Note: topics under case studies are for illustration purposes only. They are not investment recommendations. We may or may not maintain active holding at time of publishing and we will make decisions about the investments involved solely on their merits from value investing perspective without any prior updates to this post.
Category: Long term value play
Position Recommended on:
May 13, 2016 at $11.34
Position Currently at:
Sep 11, 2017 at $38.23
Return: approximately pre-tax 237% for 16 Months
Lumber Liquidator was one of the largest flooring retailer with hundreds of locations in the US and Canada and continues to expand throughout North America. They have presence in over 46 States and over 1000 employees. The company was started by its founder Tom Sullivan in 1993.
From 2013 to 2015, the company was the subject to various class action lawsuits accusing certain category of laminate flooring that were sold by LL from 2013-2015 emitting toxic chemicals that would allegedly cause cancer and other serious health issues. Also the company was facing various government regulators’ investigations on their alleged violations with “Lacey Act”. The market feared strongly about the outcomes of those lawsuits, and the share price of LL dropped from a once-all-time-high of $119/share to below $10/share at one point in 2016.
Upon examining their financial statements, this company fit squarely into Ben Graham’s value arbitrage when market priced a company at a book value that implied a 50% mark-down on their inventories. On top of that, the company carried nearly no debt on the balance sheet, which provides a healthy capital structure to fair any upcoming legal storms that were looming.
We spent many hours to dig through almost all their legal proceedings on various fronts. We concluded that there was a relatively low chance on extremely large legal liability, especially given the fact that they had reserved a considerable amount in their earnings statements related to legal settlement costs.

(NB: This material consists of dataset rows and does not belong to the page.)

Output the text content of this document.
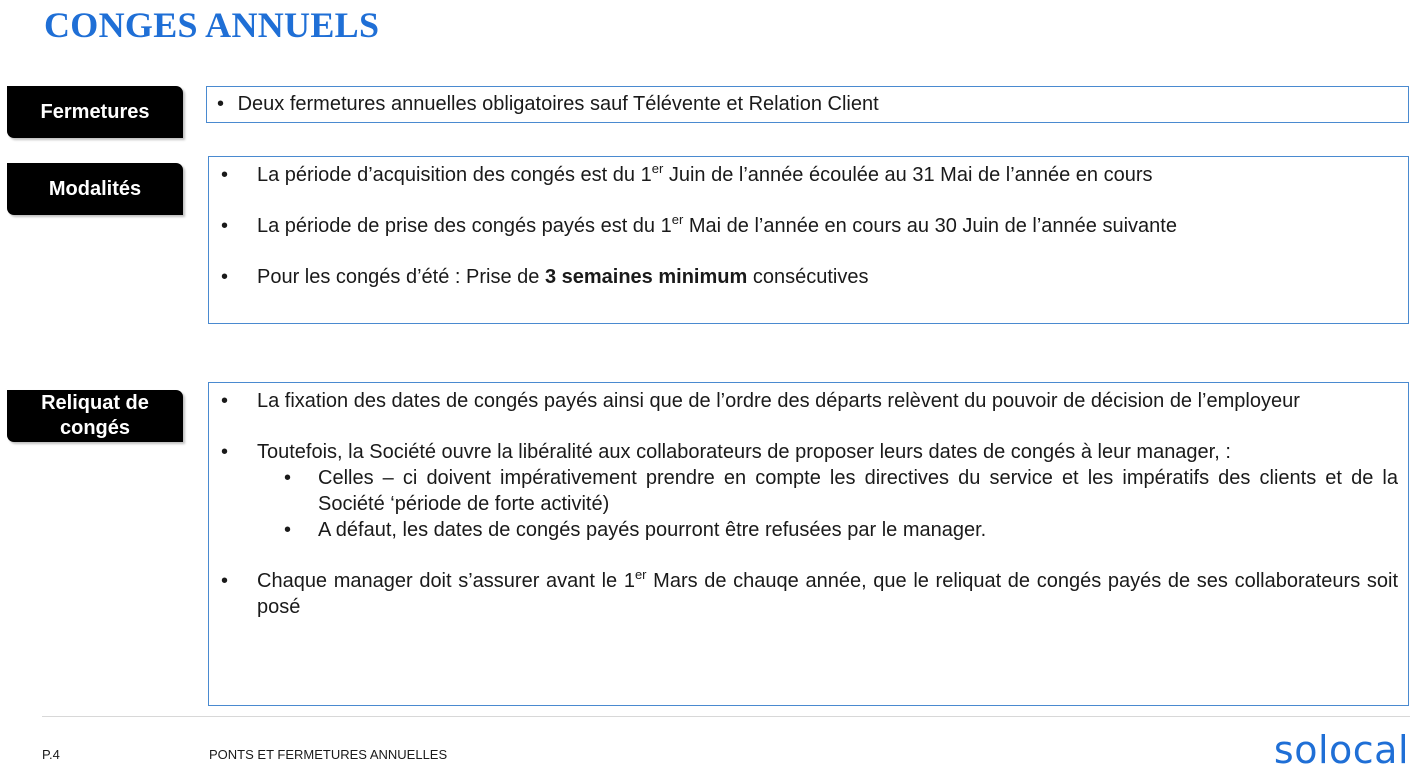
CONGES ANNUELS
Fermetures	• Deux fermetures annuelles obligatoires sauf Télévente et Relation Client
Modalités
•	La période d’acquisition des congés est du 1er Juin de l’année écoulée au 31 Mai de l’année en cours
•	La période de prise des congés payés est du 1er Mai de l’année en cours au 30 Juin de l’année suivante
•	Pour les congés d’été : Prise de 3 semaines minimum consécutives
Reliquat de congés
•	La fixation des dates de congés payés ainsi que de l’ordre des départs relèvent du pouvoir de décision de l’employeur
•	Toutefois, la Société ouvre la libéralité aux collaborateurs de proposer leurs dates de congés à leur manager, :
•	Celles – ci doivent impérativement prendre en compte les directives du service et les impératifs des clients et de la Société ‘période de forte activité)
•	A défaut, les dates de congés payés pourront être refusées par le manager.
•	Chaque manager doit s’assurer avant le 1er Mars de chauqe année, que le reliquat de congés payés de ses collaborateurs soit posé
P.4	PONTS ET FERMETURES ANNUELLES	solocal
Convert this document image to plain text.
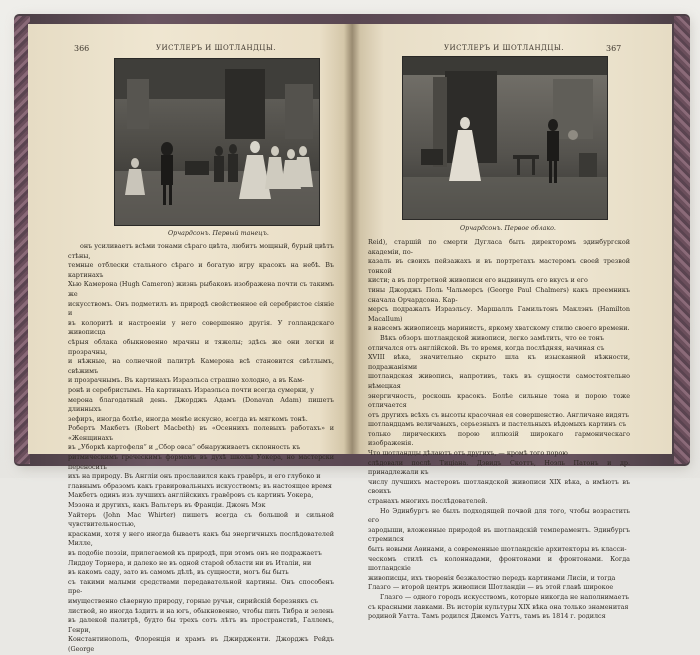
366	УИСТЛЕРЪ И ШОТЛАНДЦЫ.
Орчардсонъ. Первый танецъ.

онъ усиливаетъ всѣми тонами сѣраго цвѣта, любитъ мощный, бурый цвѣтъ стѣны,

темные отблески стального сѣраго и богатую игру красокъ на небѣ. Въ картинахъ

Хью Камерона (Hugh Cameron) жизнь рыбаковъ изображена почти съ такимъ же

искусствомъ. Онъ подметилъ въ природѣ свойственное ей серебристое сіяніе и

въ колоритѣ и настроеніи у него совершенно другія. У голландскаго живописца

сѣрыя облака обыкновенно мрачны и тяжелы; здѣсь же они легки и прозрачны,

и нѣжные, на солнечной палитрѣ Камерона всѣ становится свѣтлымъ, свѣжимъ

и прозрачнымъ. Въ картинахъ Израэльса страшно холодно, а въ Кам-

ронѣ и серебристымъ. На картинахъ Израэльса почти всегда сумерки, у

мерона благодатный день. Джорджъ Адамъ (Donavan Adam) пишетъ длинныхъ

зефиръ, иногда болѣе, иногда менѣе искусно, всегда въ мягкомъ тонѣ.

Робертъ Макбетъ (Robert Macbeth) въ «Осеннихъ полевыхъ работахъ» и «Женщинахъ

въ „Уборкѣ картофеля“ и „Сбор овса“ обнаруживаетъ склонность къ

ритмическимъ греческимъ формамъ въ духѣ школы Уокера, но мастерски переносить

ихъ на природу. Въ Англіи онъ прославился какъ гравёръ, и его глубоко и

главнымъ образомъ какъ гравировальныхъ искусствомъ; въ настоящее время

Макбетъ одинъ изъ лучшихъ англійскихъ гравёровъ съ картинъ Уокера,

Мэзона и другихъ, какъ Вальтеръ въ Франціи. Джонъ Мэк

Уайтеръ (John Mac Whirter) пишетъ всегда съ большой и сильной чувствительностью,

красками, хотя у него иногда бываетъ какъ бы энергичныхъ послѣдователей Милле,

въ подобіе поэзіи, прилегаемой къ природѣ, при этомъ онъ не подражаетъ

Лиддоу Торнера, и далеко не въ одной старой области ни въ Италіи, ни

въ какомъ саду, зато въ самомъ дѣлѣ, въ сущности, могъ бы быть

съ такими малыми средствами передавательной картины. Онъ способенъ пре-

имущественно сѣверную природу, горные ручьи, сирийскій березнякъ съ

листвой, но иногда ѣздитъ и на югъ, обыкновенно, чтобы пить Тибра и зелень

въ далекой палитрѣ, будто бы трехъ сотъ лѣтъ въ пространствѣ, Галлемъ, Генри,

Константинополь, Флоренція и храмъ въ Джирдженти. Джорджъ Рейдъ (George

УИСТЛЕРЪ И ШОТЛАНДЦЫ.	367
Орчардсонъ. Первое облако.

Reid), старшій по смерти Дугласа быть директоромъ эдинбургской академіи, по-

казалъ въ своихъ пейзажахъ и въ портретахъ мастеромъ своей трезвой тонкой

кисти; а въ портретной живописи его выдвинулъ его вкусъ и его

тины Джорджъ Поль Чальмерсъ (George Paul Chalmers) какъ преемникъ сначала Орчардсона. Кар-

мерсъ подражалъ Израэльсу. Маршаллъ Гамильтонъ Маклэнъ (Hamilton Macallum)

в навсемъ живописецъ маринистъ, яркому хватскому стилю своего времени.

Вѣкъ обзоръ шотландской живописи, легко замѣтить, что ее тонъ

отличался отъ англійской. Въ то время, когда послѣдняя, начиная съ

XVIII вѣка, значительно скрыто шла къ изысканной нѣжности, подражаніями

шотландская живопись, напротивъ, такъ въ сущности самостоятельно нѣмецкая

энергичность, роскошь красокъ. Болѣе сильные тона и порою тоже отличается

отъ другихъ всѣхъ съ высоты красочная ея совершенство. Англичане видятъ

шотландцамъ величавыхъ, серьезныхъ и пастельныхъ вѣдомыхъ картинъ съ

только лирическихъ порою иллюзій широкаго гармоническаго изображенія.

Что шотландцы дѣлаютъ отъ другихъ, — кромѣ того порою

слѣдовали послѣ Тиціана. Дэвидъ Скоттъ, Ноэль Патонъ и др. принадлежали къ

числу лучшихъ мастеровъ шотландской живописи XIX вѣка, а имѣютъ въ своихъ

странахъ многихъ послѣдователей.

Но Эдинбургъ не былъ подходящей почвой для того, чтобы возрастить его

зародыши, вложенные природой въ шотландскій темпераментъ. Эдинбургъ стремился

быть новыми Аѳинами, а современные шотландскіе архитекторы въ класси-

ческомъ стилѣ съ колоннадами, фронтонами и фронтонами. Когда шотландскіе

живописцы, ихъ творенія безжалостно передъ картинами Лисіи, и тогда

Глазго — второй центръ живописи Шотландіи — въ этой главѣ широкое

Глазго — одного городъ искусствомъ, которые никогда не наполнимаетъ

съ красными лавками. Въ исторіи культуры XIX вѣка она только знаменитая

родиной Уатта. Тамъ родился Джемсъ Уаттъ, тамъ въ 1814 г. родился
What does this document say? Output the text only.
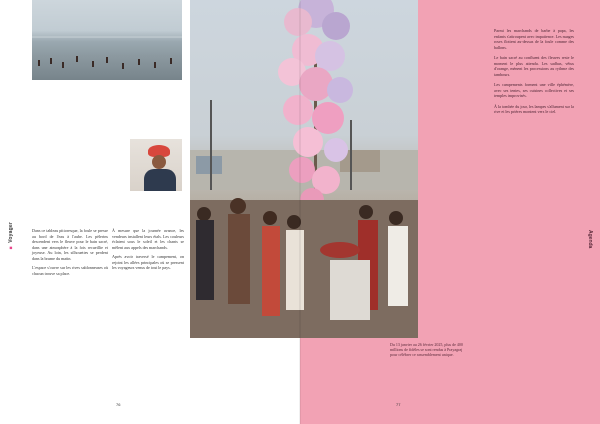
■ Voyager	Dans ce tableau pittoresque, la foule se presse au bord de l'eau à l'aube. Les pèlerins descendent vers le fleuve pour le bain sacré, dans une atmosphère à la fois recueillie et joyeuse. Au loin, les silhouettes se perdent dans la brume du matin.

L'espace s'ouvre sur les rives sablonneuses où chacun trouve sa place.

À mesure que la journée avance, les vendeurs installent leurs étals. Les couleurs éclatent sous le soleil et les chants se mêlent aux appels des marchands.

Après avoir traversé le campement, on rejoint les allées principales où se pressent les voyageurs venus de tout le pays.

76
Du 13 janvier au 26 février 2025, plus de 400 millions de fidèles se sont rendus à Prayagraj pour célébrer ce rassemblement unique.

Parmi les marchands de barbe à papa, les enfants s'attroupent avec impatience. Les nuages roses flottent au-dessus de la foule comme des ballons.

Le bain sacré au confluent des fleuves reste le moment le plus attendu. Les sadhus, vêtus d'orange, mènent les processions au rythme des tambours.

Les campements forment une ville éphémère, avec ses tentes, ses cuisines collectives et ses temples improvisés.

À la tombée du jour, les lampes s'allument sur la rive et les prières montent vers le ciel.

Agenda
77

Based on legal situation assessment, balance sheet analysis, belief in management team which was led by their founder, almost no debt on their balance sheet, favorable industry outlook and their leading position in hardwood/laminate flooring market, we concluded that at around $11-15/share range, we have a very good opportunity to buy a good company led by capable management/owner
There are various risks that may negatively impact this investment:
- Various law suits may turn out negatively if we were not accurately assessing the potential liability
- In such a competitive flooring retail market, reputation damage can be potentially fatal
- The price may well go below $10 and stay there for much longer given the fact that the sales were declining significantly back then and the legal proceedings were taking long time to work out an outcome
Follow-up note: Recently the market appraised LL’s share at $38-$40/share, when the company still posted a loss. The new price was solely due to some positive legal development and some improvement in sales. However, we think that at this level this issue becomes a speculation and is no longer suitable to initiate new investment position.